About a month ago, one of the physical therapists at my clinic did an inservice on the exercises she prescribes for the shoulder. She recently graduated from PT school and had done one of her final clinical rotations with Todd Ellenbecker from whom she basis her shoulder rehab. For those of you unfamiliar with Ellenbecker's treatment approach, each and every shoulder patient gets the exact same shoulder exercises. This was confirmed by my co-worker. The idea that a "cookie-cutter" approach is effective can be frustrating to the diligent therapist. Why take all the strength and ROM measurements if you are going to apply the same exercises anyway?
It's not that these generic approaches don't work, because they often do! If you think about your past cervical, shoulder, or whatever evaluations, you may recall that there exists a common set of impairments. Likely, the scapula are downwardly rotated, the middle and lower traps are weak, there is a hypomobile posterior capsule, and more. Impairments like these are so common, because of the frequency with which we assume certain postures (like FHP) and perform repetitive motions throughout each day. Because of this, many shoulder pathologies present with similar impairments and, thus, can be successfully treated the same way.

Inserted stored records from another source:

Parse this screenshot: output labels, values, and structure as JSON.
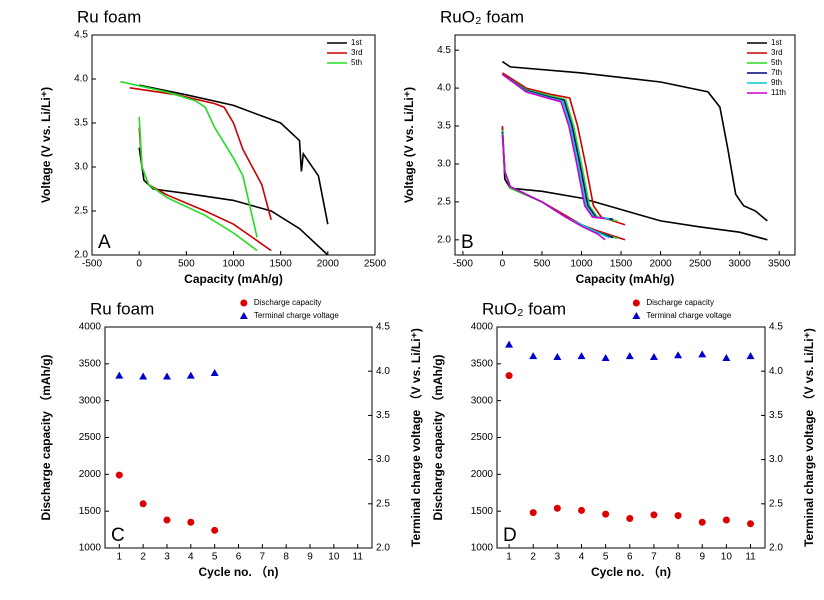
{
  "chart_data": [
    {
      "type": "line",
      "title": "Ru foam",
      "panel_label": "A",
      "xlabel": "Capacity (mAh/g)",
      "ylabel": "Voltage (V vs. Li/Li⁺)",
      "xlim": [
        -500,
        2500
      ],
      "xticks": [
        -500,
        0,
        500,
        1000,
        1500,
        2000,
        2500
      ],
      "ylim": [
        2.0,
        4.5
      ],
      "yticks": [
        {
          "value": 2,
          "label": "2.0"
        },
        2.5,
        {
          "value": 3,
          "label": "3.0"
        },
        3.5,
        {
          "value": 4,
          "label": "4.0"
        },
        4.5
      ],
      "legend": "top-right",
      "series": [
        {
          "name": "1st",
          "color": "#000000",
          "x": [
            0,
            50,
            150,
            500,
            1000,
            1400,
            1700,
            2000,
            null,
            0,
            500,
            1000,
            1500,
            1700,
            1720,
            1740,
            1900,
            2000
          ],
          "values": [
            3.22,
            2.85,
            2.75,
            2.7,
            2.62,
            2.5,
            2.3,
            2.0,
            null,
            3.93,
            3.82,
            3.7,
            3.5,
            3.3,
            2.95,
            3.15,
            2.9,
            2.35
          ]
        },
        {
          "name": "3rd",
          "color": "#cc0000",
          "x": [
            0,
            30,
            100,
            300,
            700,
            1000,
            1200,
            1400,
            null,
            -100,
            400,
            800,
            900,
            1000,
            1100,
            1300,
            1400
          ],
          "values": [
            3.45,
            3.0,
            2.8,
            2.68,
            2.5,
            2.35,
            2.2,
            2.05,
            null,
            3.9,
            3.82,
            3.72,
            3.68,
            3.5,
            3.2,
            2.8,
            2.4
          ]
        },
        {
          "name": "5th",
          "color": "#22dd22",
          "x": [
            0,
            30,
            100,
            300,
            700,
            1000,
            1250,
            null,
            -200,
            300,
            600,
            700,
            800,
            1000,
            1100,
            1250
          ],
          "values": [
            3.57,
            3.0,
            2.8,
            2.65,
            2.45,
            2.25,
            2.05,
            null,
            3.97,
            3.85,
            3.75,
            3.68,
            3.45,
            3.1,
            2.9,
            2.2
          ]
        }
      ]
    },
    {
      "type": "line",
      "title": "RuO₂ foam",
      "panel_label": "B",
      "xlabel": "Capacity (mAh/g)",
      "ylabel": "Voltage (V vs. Li/Li⁺)",
      "xlim": [
        -600,
        3700
      ],
      "xticks": [
        -500,
        0,
        500,
        1000,
        1500,
        2000,
        2500,
        3000,
        3500
      ],
      "ylim": [
        1.8,
        4.7
      ],
      "yticks": [
        {
          "value": 2,
          "label": "2.0"
        },
        2.5,
        {
          "value": 3,
          "label": "3.0"
        },
        3.5,
        {
          "value": 4,
          "label": "4.0"
        },
        4.5
      ],
      "legend": "top-right",
      "series": [
        {
          "name": "1st",
          "color": "#000000",
          "x": [
            0,
            30,
            100,
            500,
            1000,
            1500,
            2000,
            2500,
            3000,
            3350,
            null,
            0,
            100,
            1000,
            2000,
            2600,
            2750,
            2850,
            2950,
            3050,
            3200,
            3350
          ],
          "values": [
            3.48,
            2.8,
            2.68,
            2.64,
            2.55,
            2.4,
            2.25,
            2.17,
            2.1,
            2.0,
            null,
            4.35,
            4.28,
            4.2,
            4.08,
            3.95,
            3.75,
            3.2,
            2.6,
            2.45,
            2.38,
            2.25
          ]
        },
        {
          "name": "3rd",
          "color": "#cc0000",
          "x": [
            0,
            30,
            100,
            500,
            800,
            1000,
            1200,
            1550,
            null,
            0,
            300,
            600,
            850,
            950,
            1050,
            1150,
            1250,
            1550
          ],
          "values": [
            3.5,
            2.9,
            2.68,
            2.5,
            2.32,
            2.2,
            2.12,
            2.0,
            null,
            4.2,
            4.0,
            3.92,
            3.87,
            3.5,
            3.0,
            2.45,
            2.3,
            2.2
          ]
        },
        {
          "name": "5th",
          "color": "#22dd22",
          "x": [
            0,
            30,
            100,
            500,
            800,
            1000,
            1200,
            1450,
            null,
            0,
            300,
            600,
            800,
            900,
            1000,
            1100,
            1200,
            1450
          ],
          "values": [
            3.45,
            2.9,
            2.68,
            2.5,
            2.3,
            2.2,
            2.1,
            2.02,
            null,
            4.18,
            3.98,
            3.9,
            3.85,
            3.5,
            3.0,
            2.45,
            2.3,
            2.25
          ]
        },
        {
          "name": "7th",
          "color": "#000080",
          "x": [
            0,
            30,
            100,
            500,
            800,
            1000,
            1200,
            1400,
            null,
            0,
            300,
            600,
            780,
            880,
            980,
            1080,
            1180,
            1400
          ],
          "values": [
            3.42,
            2.9,
            2.7,
            2.5,
            2.3,
            2.2,
            2.1,
            2.03,
            null,
            4.18,
            3.97,
            3.88,
            3.84,
            3.5,
            3.0,
            2.45,
            2.3,
            2.27
          ]
        },
        {
          "name": "9th",
          "color": "#00cccc",
          "x": [
            0,
            30,
            100,
            500,
            800,
            1000,
            1200,
            1350,
            null,
            0,
            300,
            600,
            760,
            860,
            960,
            1060,
            1160,
            1350
          ],
          "values": [
            3.4,
            2.9,
            2.7,
            2.5,
            2.3,
            2.2,
            2.1,
            2.03,
            null,
            4.18,
            3.96,
            3.87,
            3.83,
            3.5,
            3.0,
            2.45,
            2.3,
            2.28
          ]
        },
        {
          "name": "11th",
          "color": "#cc00cc",
          "x": [
            0,
            30,
            100,
            500,
            800,
            1000,
            1200,
            1300,
            null,
            0,
            300,
            600,
            740,
            840,
            940,
            1040,
            1140,
            1300
          ],
          "values": [
            3.38,
            2.9,
            2.7,
            2.5,
            2.3,
            2.18,
            2.08,
            2.0,
            null,
            4.18,
            3.95,
            3.86,
            3.82,
            3.5,
            3.0,
            2.45,
            2.3,
            2.28
          ]
        }
      ]
    },
    {
      "type": "scatter",
      "title": "Ru foam",
      "panel_label": "C",
      "xlabel": "Cycle no. （n)",
      "ylabel": "Discharge capacity （mAh/g)",
      "y2label": "Terminal charge voltage （V vs. Li/Li⁺)",
      "xlim": [
        0.4,
        11.6
      ],
      "xticks": [
        1,
        2,
        3,
        4,
        5,
        6,
        7,
        8,
        9,
        10,
        11
      ],
      "ylim": [
        1000,
        4000
      ],
      "yticks": [
        1000,
        1500,
        2000,
        2500,
        3000,
        3500,
        4000
      ],
      "y2lim": [
        2.0,
        4.5
      ],
      "y2ticks": [
        {
          "value": 2,
          "label": "2.0"
        },
        2.5,
        {
          "value": 3,
          "label": "3.0"
        },
        3.5,
        {
          "value": 4,
          "label": "4.0"
        },
        4.5
      ],
      "legend": "above",
      "x": [
        1,
        2,
        3,
        4,
        5
      ],
      "series": [
        {
          "name": "Discharge capacity",
          "color": "#dd0000",
          "marker": "circle",
          "values": [
            1990,
            1600,
            1380,
            1350,
            1240
          ]
        },
        {
          "name": "Terminal charge voltage",
          "color": "#0000cc",
          "marker": "triangle",
          "axis": "y2",
          "values": [
            3.95,
            3.94,
            3.94,
            3.95,
            3.98
          ]
        }
      ]
    },
    {
      "type": "scatter",
      "title": "RuO₂ foam",
      "panel_label": "D",
      "xlabel": "Cycle no. （n)",
      "ylabel": "Discharge capacity （mAh/g)",
      "y2label": "Terminal charge voltage （V vs. Li/Li⁺)",
      "xlim": [
        0.5,
        11.6
      ],
      "xticks": [
        1,
        2,
        3,
        4,
        5,
        6,
        7,
        8,
        9,
        10,
        11
      ],
      "ylim": [
        1000,
        4000
      ],
      "yticks": [
        1000,
        1500,
        2000,
        2500,
        3000,
        3500,
        4000
      ],
      "y2lim": [
        2.0,
        4.5
      ],
      "y2ticks": [
        {
          "value": 2,
          "label": "2.0"
        },
        2.5,
        {
          "value": 3,
          "label": "3.0"
        },
        3.5,
        {
          "value": 4,
          "label": "4.0"
        },
        4.5
      ],
      "legend": "above",
      "x": [
        1,
        2,
        3,
        4,
        5,
        6,
        7,
        8,
        9,
        10,
        11
      ],
      "series": [
        {
          "name": "Discharge capacity",
          "color": "#dd0000",
          "marker": "circle",
          "values": [
            3340,
            1480,
            1540,
            1510,
            1460,
            1400,
            1450,
            1440,
            1350,
            1380,
            1330
          ]
        },
        {
          "name": "Terminal charge voltage",
          "color": "#0000cc",
          "marker": "triangle",
          "axis": "y2",
          "values": [
            4.3,
            4.17,
            4.16,
            4.17,
            4.15,
            4.17,
            4.16,
            4.18,
            4.19,
            4.15,
            4.17
          ]
        }
      ]
    }
  ]
}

But what if they don't fall into the majority? Sure most people have limited occipitoatlantal flexion due to forward head posture (FHP), but not everyone. Most people respond well to repeated lumbar extension, but not everyone. The problem of always treating based on common impairments, instead of actual impairments, is that eventually you will run into the patient that does not fall into the majority. They will not respond to your treatment and not get better. Sure, most of the patients will improve, but not all. Or maybe they won't get 100% better. It is for this reason that we cannot blindly apply the same exercises to everyone we treat. We actually talked about how Ellenbecker is referred to as the shoulder and elbow expert by the APTA. You don't get to that level without some significant success, and the majority of patients improving (based on this approach) will form a large following, but may limit your expertise. Base your treatments off of impairments. If you stretch a lengthened muscle or mobilize a hypermobile joint, you may actually make a patient worse! Physical therapy does not have to be as difficult as we like to make it. The key is keeping an open eye to find all relevant impairments and treat accordingly. Knowing the common patterns may allow you to speed up the process, but if you ignore the exceptions, you will fail to make progress.